Sontag Receives MURI Grant for Synthetic Biology
Distinguished University Professor Eduardo Sontag (ECE, BioE; affiliate in Mathematics and ChE) and collaborators received a $7.5M award ($1.25M to Northeastern University) entitled “Rules of composition in synthetic biology across scales of complexity: theory and tools.” The grant is funded by the Air Force Office of Scientific Research under the Multidisciplinary University Research Initiative (MURI) program. In addition to Professor Sontag, the research team consists of MIT Professors Domitilla Del Vecchio, Jim Collins, Kate Galloway, and Michael Laub, as well as Caltech Professor Richard Murray.
Synthetic biology aims to program biology for applications, such as biosensing, smart probiotics, and regenerative medicine. A major challenge to engineering synthetic biological circuits that behave as intended is the compositional context: Networks are not “plug and play” because behaviors of individual components change when other components are present. This forces a designer to re-optimize each component when other parts are added. The result is that circuits are designed in a monolithic fashion through brute-force parameter search, a lengthy process that is neither scalable, nor generalizable, and often leads to poor outcomes. Overcoming these challenges requires a rigorous, modular, and systematic design framework that explicitly accounts for the context-dependence of biomolecular processes and undesired interactions, which one tends to neglect in the design phase.
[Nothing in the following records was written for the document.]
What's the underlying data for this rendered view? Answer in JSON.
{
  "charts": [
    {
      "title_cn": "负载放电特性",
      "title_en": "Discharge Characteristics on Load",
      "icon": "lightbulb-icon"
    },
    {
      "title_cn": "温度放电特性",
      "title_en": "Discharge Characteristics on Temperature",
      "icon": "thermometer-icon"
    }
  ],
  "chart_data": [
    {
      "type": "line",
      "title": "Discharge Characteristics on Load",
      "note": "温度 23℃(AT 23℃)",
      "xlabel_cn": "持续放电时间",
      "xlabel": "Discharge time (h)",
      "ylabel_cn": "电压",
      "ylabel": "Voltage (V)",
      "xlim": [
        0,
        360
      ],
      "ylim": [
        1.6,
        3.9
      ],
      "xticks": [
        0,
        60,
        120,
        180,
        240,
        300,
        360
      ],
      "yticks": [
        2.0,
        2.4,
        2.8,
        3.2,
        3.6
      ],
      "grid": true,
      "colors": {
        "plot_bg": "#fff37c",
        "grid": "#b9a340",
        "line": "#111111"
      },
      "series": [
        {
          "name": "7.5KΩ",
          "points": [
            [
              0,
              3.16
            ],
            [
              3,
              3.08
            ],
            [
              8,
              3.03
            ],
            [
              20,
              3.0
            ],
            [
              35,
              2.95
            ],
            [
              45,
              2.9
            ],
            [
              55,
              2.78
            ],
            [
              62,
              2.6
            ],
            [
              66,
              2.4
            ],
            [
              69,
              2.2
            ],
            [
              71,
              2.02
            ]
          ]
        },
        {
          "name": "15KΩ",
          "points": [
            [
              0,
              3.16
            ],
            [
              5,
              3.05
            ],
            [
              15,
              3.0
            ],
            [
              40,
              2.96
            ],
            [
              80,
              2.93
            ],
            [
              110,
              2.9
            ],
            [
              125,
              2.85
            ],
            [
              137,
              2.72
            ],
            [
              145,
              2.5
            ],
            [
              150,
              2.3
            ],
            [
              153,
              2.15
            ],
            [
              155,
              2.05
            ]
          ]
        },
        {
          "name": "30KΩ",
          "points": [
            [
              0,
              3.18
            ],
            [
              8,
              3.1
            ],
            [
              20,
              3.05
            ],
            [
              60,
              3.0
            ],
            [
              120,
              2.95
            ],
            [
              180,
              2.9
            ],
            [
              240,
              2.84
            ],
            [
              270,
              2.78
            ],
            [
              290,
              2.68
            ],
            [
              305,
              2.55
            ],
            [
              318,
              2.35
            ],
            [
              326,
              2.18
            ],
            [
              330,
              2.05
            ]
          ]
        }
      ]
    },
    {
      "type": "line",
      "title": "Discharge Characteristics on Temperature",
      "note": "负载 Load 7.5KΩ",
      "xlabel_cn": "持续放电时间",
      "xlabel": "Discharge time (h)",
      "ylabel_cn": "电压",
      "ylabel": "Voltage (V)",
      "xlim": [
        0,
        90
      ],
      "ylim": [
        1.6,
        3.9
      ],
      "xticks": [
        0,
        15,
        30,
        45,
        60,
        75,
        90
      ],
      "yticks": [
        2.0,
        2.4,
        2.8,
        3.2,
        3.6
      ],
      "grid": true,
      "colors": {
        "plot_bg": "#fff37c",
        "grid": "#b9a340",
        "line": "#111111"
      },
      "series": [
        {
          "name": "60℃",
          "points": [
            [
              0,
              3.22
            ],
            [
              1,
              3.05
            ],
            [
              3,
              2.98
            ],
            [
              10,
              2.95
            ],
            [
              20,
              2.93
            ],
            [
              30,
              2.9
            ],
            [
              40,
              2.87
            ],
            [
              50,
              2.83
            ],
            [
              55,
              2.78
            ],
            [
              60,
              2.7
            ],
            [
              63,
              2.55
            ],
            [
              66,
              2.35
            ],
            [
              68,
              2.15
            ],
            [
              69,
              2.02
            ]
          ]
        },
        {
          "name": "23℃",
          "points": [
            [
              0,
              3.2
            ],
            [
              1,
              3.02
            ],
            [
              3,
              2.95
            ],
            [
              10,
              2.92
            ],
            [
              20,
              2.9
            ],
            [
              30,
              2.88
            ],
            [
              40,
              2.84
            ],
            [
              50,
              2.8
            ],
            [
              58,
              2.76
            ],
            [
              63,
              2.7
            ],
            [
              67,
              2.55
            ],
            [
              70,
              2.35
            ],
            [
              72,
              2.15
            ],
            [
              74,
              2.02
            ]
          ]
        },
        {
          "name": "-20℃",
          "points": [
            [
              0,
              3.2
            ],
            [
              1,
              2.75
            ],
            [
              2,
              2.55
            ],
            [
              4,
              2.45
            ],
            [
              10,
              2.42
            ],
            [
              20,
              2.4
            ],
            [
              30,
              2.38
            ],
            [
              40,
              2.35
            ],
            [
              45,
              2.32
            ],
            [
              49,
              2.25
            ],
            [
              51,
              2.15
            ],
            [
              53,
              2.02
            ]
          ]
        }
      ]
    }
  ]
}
The goal of the new grant is to impact synthetic biology by changing the way one describes, characterizes, and designs genetic modules, through tools that will enable the systematic and scalable design of increasingly complex biomolecular decision-making systems. The core of the project will establish theoretical foundations and tools, grounded on the mathematics of dynamical systems, that will enable the compositional design of synthetic biology circuits while accounting for context. A control-theoretic framework will be developed for the composition of biomolecular processes so as to capture unintended connectivities due to the sharing of cellular resources in gene expression as well as a hierarchical design methodology. The theory will be validated through bacterial, mammalian, and cell-free testbeds to be developed by the experimentalists on the team.